Effects of the Invention As explained above, according to the present invention, the total calorific value of the heater from the start to the end of ice making is made larger during rapid cooling operation than during normal cooling operation. Even if there are times when cold air is continuously blown onto the ice tray for a long period of time, there is no risk of the water on the surface freezing first, and it is possible to reliably produce clear ice. It has the following effects.

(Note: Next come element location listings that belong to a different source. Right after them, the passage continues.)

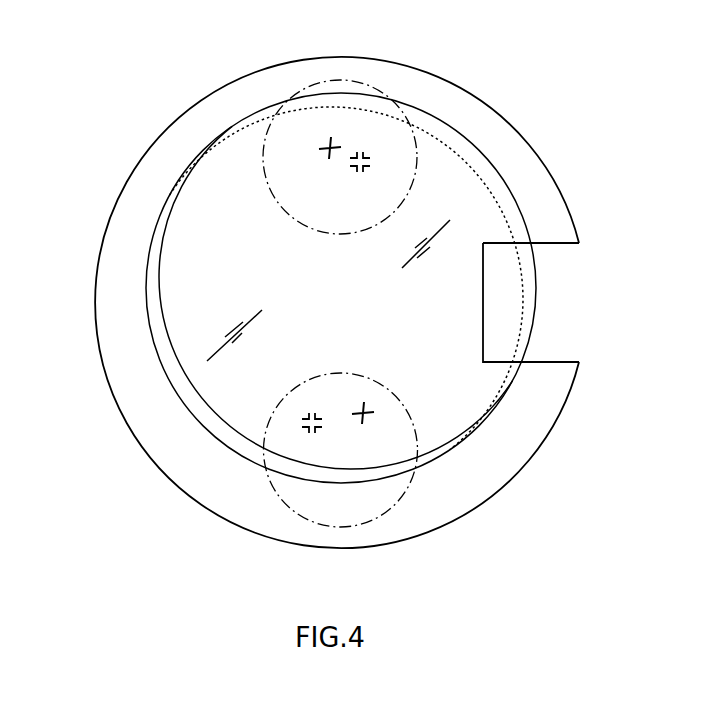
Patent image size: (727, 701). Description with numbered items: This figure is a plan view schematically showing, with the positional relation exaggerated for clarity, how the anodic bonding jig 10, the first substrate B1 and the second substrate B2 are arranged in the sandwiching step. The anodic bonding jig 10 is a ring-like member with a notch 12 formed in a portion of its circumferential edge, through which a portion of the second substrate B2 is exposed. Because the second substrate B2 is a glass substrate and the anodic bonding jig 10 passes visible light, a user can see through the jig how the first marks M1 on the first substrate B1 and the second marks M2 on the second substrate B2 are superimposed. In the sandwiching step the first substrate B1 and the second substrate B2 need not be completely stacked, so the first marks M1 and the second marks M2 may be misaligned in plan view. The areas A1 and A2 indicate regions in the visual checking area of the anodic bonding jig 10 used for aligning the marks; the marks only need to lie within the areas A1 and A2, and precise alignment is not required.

The anodic bonding jig 10 is at (115, 238).
The notch 12 is at (560, 334).
The area A1 is at (362, 82).
The area A2 is at (413, 417).
The first substrate B1 is at (521, 270).
The second substrate B2 is at (536, 300).
The first marks M1 is at (286, 442).
The second marks M2 is at (384, 432).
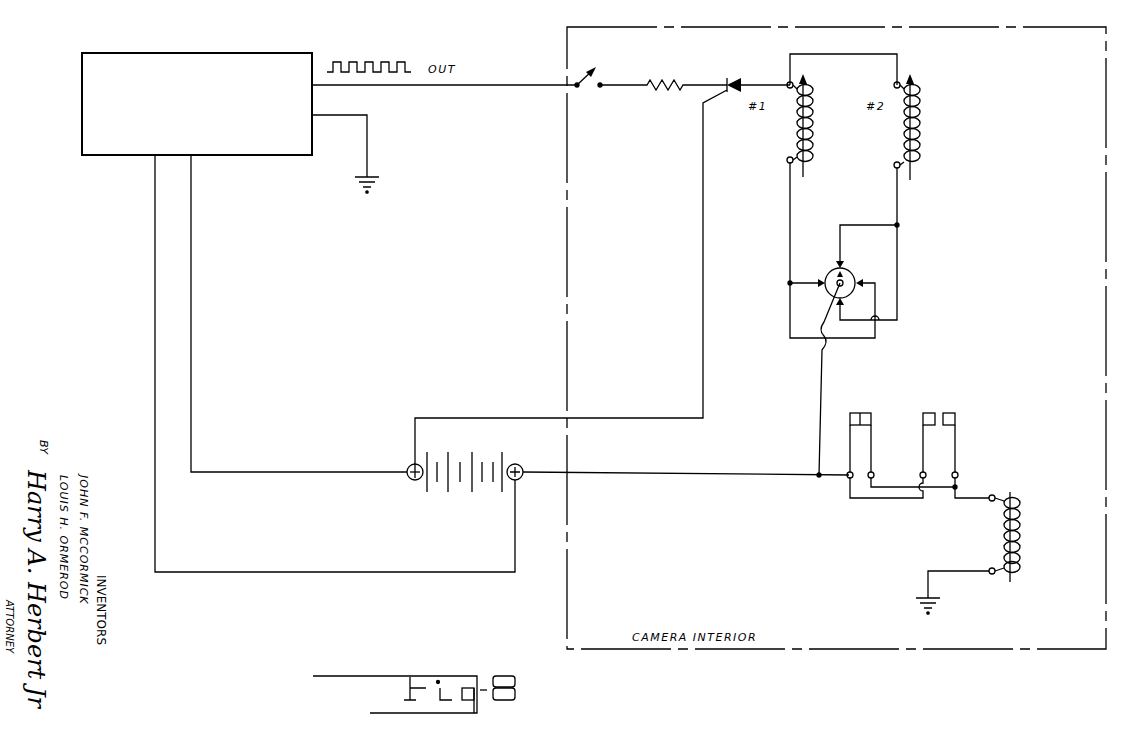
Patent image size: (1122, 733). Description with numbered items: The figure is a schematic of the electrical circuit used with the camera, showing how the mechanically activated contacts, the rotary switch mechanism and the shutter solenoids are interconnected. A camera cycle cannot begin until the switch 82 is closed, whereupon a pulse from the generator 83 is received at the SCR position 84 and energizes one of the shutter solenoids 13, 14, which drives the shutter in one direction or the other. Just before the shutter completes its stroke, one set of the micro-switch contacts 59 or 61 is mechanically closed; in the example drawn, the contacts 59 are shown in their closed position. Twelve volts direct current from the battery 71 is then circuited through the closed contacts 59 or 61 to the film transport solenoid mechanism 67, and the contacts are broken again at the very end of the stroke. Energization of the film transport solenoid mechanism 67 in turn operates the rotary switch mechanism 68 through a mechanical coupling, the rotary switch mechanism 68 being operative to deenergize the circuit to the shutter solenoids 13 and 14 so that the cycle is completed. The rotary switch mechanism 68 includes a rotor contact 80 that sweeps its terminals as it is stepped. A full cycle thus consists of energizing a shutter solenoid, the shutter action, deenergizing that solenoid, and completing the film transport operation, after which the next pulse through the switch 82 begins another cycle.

The generator 83 is at (212, 53).
The switch 82 is at (582, 70).
The SCR position 84 is at (744, 70).
The shutter solenoid 13 is at (786, 133).
The shutter solenoid 14 is at (926, 133).
The rotary switch mechanism 68 is at (824, 270).
The wiper contact 80 is at (827, 295).
The battery 71 is at (470, 452).
The micro-switch contacts 59 is at (860, 411).
The micro-switch contacts 61 is at (940, 411).
The film transport solenoid mechanism 67 is at (1030, 528).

[Brief explanation of the drawing]

[Fig. 1] A longitudinal sectional front view of essential parts showing one embodiment of the present invention.

[Figure 2] Same side view

[Figure 3] Longitudinal side view of the refrigerator with a portion removed

[Figure 4]
Block diagram showing electrical control configuration

[Explanation of symbols]

12 is an ice tray, 14 is a water supply device, 19 is a temperature sensor for the ice tray, 20 is a cold air duct, 21 is a heat insulating cover, 22 is a heater, 23 is a temperature sensor for the heater, 25 is a microcomputer, and 26 is for the same as the example. A temperature sensor, 27 a rapid cooling operation switch, and 29 a compressor.

Claims (1)

[Claims] 1. An ice making device that is built into a refrigerator and makes ice by blowing cold air onto the bottom of an ice tray while heating the top with a heater, the total heat generation amount of the heater from the start of ice making to the completion of ice making. When the rapid cooling operation is selected, which rapidly freezes the food stored in the refrigerator,
A refrigerator ice making device characterized by being larger than during normal cooling operation.